- US picture sleeve

Single by John Lennon

from the album Milk and Honey
- B-side: "Your Hands" (Yoko Ono)
- Released: 9 March 1984 (UK); 11 May 1984 (US);
- Recorded: 6 August 1980
- Genre: Calypso; reggae;
- Length: 4:30
- Label: Polydor
- Songwriter: John Lennon
- Producers: John Lennon; Yoko Ono;

John Lennon singles chronology
| "Nobody Told Me" (1984) | "Borrowed Time" (1984) | "I'm Stepping Out" (1984) |

= Borrowed Time (John Lennon song) =

1984 song by John Lennon

"Borrowed Time" is a song from John Lennon and Yoko Ono's last album, Milk and Honey. While the single failed to chart in the US, it reached number 32 in the UK Singles Chart. The B-side features Ono's song "Your Hands" from the same album.

==Composition==
The song was inspired during Lennon's 1980 sailing holiday from Newport, Rhode Island, to Bermuda. During the journey, Lennon's yacht encountered a prolonged and severe storm, resulting in most of the crew eventually succumbing to profound fatigue and seasickness. Lennon (free of seasickness, which Lennon claimed was a result of his recovery from heroin addiction some years earlier) was eventually forced to take the yacht's wheel alone for many hours. Lennon found this terrifying but invigorating, with the effect of both renewing his confidence and making him contemplate the fragility of life. Once he arrived in Bermuda, Lennon heard the line 'living on borrowed time' from Bunny Wailer's "Hallelujah Time" and was inspired by his recent experience to write the lyrics around that theme. Wailer was also the inspiration for the reggae feel of the music. Lennon commented that living on borrowed time was exactly what he was doing but then said, "come to think of it, it's what we're all doing, even though most of us don't like to face it."^{:159}

==Recording==
A demo of the song with acoustic guitar and double-tracked vocals was recorded in Bermuda on 22 June 1980 and was released on the John Lennon Anthology in 1998.

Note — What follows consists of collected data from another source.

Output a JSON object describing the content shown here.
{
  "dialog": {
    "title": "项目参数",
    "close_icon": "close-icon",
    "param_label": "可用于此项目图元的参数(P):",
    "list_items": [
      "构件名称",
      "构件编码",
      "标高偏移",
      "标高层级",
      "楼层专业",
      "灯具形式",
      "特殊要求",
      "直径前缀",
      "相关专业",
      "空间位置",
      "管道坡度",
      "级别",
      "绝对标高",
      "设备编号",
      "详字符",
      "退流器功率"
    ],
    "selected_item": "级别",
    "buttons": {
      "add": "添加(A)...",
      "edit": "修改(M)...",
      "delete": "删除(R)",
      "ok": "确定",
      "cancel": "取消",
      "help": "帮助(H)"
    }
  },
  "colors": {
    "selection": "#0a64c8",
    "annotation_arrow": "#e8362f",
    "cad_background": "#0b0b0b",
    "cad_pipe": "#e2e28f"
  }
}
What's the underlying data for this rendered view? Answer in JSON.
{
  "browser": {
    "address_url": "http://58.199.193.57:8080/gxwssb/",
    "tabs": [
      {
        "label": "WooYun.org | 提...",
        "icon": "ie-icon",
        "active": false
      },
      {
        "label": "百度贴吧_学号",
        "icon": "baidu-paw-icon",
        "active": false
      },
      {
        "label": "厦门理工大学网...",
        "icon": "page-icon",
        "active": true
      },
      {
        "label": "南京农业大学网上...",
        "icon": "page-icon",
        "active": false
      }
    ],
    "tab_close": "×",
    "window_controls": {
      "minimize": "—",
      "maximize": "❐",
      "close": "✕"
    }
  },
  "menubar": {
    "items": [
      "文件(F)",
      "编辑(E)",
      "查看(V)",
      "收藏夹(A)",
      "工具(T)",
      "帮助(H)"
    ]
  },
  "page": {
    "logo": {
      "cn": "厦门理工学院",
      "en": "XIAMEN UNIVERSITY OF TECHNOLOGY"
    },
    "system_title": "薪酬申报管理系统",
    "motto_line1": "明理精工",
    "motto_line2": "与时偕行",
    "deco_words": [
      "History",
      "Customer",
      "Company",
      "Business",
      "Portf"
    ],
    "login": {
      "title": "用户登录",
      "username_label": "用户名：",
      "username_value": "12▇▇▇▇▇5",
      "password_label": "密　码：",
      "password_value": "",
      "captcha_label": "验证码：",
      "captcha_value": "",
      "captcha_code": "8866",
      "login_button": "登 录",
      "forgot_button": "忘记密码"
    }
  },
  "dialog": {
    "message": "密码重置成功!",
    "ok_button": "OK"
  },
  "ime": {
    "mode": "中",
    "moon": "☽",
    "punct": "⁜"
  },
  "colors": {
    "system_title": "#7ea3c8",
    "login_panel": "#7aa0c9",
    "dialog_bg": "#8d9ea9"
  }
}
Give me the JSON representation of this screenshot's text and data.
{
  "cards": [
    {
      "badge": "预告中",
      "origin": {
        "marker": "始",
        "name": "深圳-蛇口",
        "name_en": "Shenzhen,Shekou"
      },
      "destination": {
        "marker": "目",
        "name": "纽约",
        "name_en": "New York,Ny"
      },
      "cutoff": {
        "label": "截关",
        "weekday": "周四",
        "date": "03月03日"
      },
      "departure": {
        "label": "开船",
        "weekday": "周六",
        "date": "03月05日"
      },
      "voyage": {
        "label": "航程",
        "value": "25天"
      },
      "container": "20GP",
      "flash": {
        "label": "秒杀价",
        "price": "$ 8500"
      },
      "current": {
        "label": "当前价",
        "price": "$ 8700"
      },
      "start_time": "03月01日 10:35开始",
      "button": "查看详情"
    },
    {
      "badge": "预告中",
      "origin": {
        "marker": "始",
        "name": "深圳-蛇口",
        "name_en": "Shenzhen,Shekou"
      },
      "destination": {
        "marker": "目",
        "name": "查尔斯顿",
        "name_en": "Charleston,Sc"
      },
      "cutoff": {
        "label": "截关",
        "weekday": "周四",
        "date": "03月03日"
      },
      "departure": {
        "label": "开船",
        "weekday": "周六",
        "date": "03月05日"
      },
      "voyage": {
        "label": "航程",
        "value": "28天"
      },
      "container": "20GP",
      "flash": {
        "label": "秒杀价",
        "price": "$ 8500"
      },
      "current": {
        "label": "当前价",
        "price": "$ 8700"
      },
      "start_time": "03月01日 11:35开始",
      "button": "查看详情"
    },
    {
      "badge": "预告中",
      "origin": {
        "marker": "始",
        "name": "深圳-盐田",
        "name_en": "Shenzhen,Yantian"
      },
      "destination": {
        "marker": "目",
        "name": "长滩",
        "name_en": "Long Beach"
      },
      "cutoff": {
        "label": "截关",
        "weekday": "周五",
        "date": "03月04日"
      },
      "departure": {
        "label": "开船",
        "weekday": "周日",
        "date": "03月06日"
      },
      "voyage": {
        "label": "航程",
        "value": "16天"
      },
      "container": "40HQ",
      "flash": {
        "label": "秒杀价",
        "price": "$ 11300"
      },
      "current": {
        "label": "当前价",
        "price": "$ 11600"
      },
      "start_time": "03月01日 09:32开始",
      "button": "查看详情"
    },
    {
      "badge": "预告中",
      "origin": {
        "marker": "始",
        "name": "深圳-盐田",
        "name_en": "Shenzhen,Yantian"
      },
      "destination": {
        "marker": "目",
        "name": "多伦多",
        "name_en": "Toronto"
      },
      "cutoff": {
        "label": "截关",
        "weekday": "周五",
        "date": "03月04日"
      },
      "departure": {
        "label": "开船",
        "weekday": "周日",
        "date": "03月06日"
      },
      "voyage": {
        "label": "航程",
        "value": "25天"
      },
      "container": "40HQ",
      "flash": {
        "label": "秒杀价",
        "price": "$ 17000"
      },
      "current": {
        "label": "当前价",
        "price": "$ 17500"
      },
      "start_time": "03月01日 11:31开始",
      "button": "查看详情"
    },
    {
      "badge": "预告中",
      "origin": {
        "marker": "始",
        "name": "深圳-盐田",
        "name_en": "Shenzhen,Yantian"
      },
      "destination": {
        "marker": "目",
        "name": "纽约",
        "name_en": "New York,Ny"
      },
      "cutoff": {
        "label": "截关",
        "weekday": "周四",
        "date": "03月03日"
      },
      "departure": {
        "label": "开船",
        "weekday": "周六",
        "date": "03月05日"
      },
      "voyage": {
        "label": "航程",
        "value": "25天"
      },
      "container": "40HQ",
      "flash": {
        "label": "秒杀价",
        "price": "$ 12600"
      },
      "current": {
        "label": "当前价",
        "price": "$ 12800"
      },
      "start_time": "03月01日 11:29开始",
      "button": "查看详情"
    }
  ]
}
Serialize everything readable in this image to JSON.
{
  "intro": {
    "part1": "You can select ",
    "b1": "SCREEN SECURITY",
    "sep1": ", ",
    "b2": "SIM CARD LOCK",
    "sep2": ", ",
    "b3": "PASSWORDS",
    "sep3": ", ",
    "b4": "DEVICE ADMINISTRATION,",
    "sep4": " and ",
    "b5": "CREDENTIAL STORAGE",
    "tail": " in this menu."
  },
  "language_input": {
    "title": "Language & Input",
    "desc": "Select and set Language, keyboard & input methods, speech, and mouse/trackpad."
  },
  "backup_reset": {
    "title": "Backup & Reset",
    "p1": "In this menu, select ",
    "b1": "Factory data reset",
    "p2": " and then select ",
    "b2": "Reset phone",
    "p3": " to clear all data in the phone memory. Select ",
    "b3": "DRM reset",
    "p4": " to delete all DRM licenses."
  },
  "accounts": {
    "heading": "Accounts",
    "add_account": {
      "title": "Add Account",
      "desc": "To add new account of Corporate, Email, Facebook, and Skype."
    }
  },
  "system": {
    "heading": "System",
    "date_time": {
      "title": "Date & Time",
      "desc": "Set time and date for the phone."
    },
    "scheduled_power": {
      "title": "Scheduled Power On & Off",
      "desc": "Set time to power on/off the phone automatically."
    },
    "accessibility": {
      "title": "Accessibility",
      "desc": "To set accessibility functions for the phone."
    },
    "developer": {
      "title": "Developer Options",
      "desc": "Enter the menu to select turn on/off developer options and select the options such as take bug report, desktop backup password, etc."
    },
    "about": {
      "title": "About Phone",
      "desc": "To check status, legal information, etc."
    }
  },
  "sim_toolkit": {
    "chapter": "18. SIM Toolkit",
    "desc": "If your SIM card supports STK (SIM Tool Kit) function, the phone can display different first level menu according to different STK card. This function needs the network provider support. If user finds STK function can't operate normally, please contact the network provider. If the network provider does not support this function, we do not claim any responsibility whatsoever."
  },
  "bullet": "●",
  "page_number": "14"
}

An attempt was made to formally record the song during the Double Fantasy sessions on 6 August 1980. It was the second song attempted during the sessions, with Lennon telling the band to think of the Isley Brothers' "Twist and Shout" and "Spanish Twist". As he was somewhat frustrated that the band could not quite catch the reggae feel, Lennon decided to set the song aside. A horn overdub was planned, but never recorded. The song was later released incomplete and posthumously on Milk and Honey.

==Reception==
Cash Box said that "the sparse musical backing and the cut's reggae/calypso setting make 'Borrowed Time' a true delight."

==Personnel==
- John Lennon – vocals, rhythm guitar
- Earl Slick, Hugh McCracken – guitar
- Tony Levin – bass guitar
- George Small – keyboards
- Andy Newmark – drums
- Arthur Jenkins – percussion

==Covers==
The song was covered by O.A.R. for Instant Karma: The Amnesty International Campaign to Save Darfur, Amnesty International's campaign to alleviate the crisis in Darfur.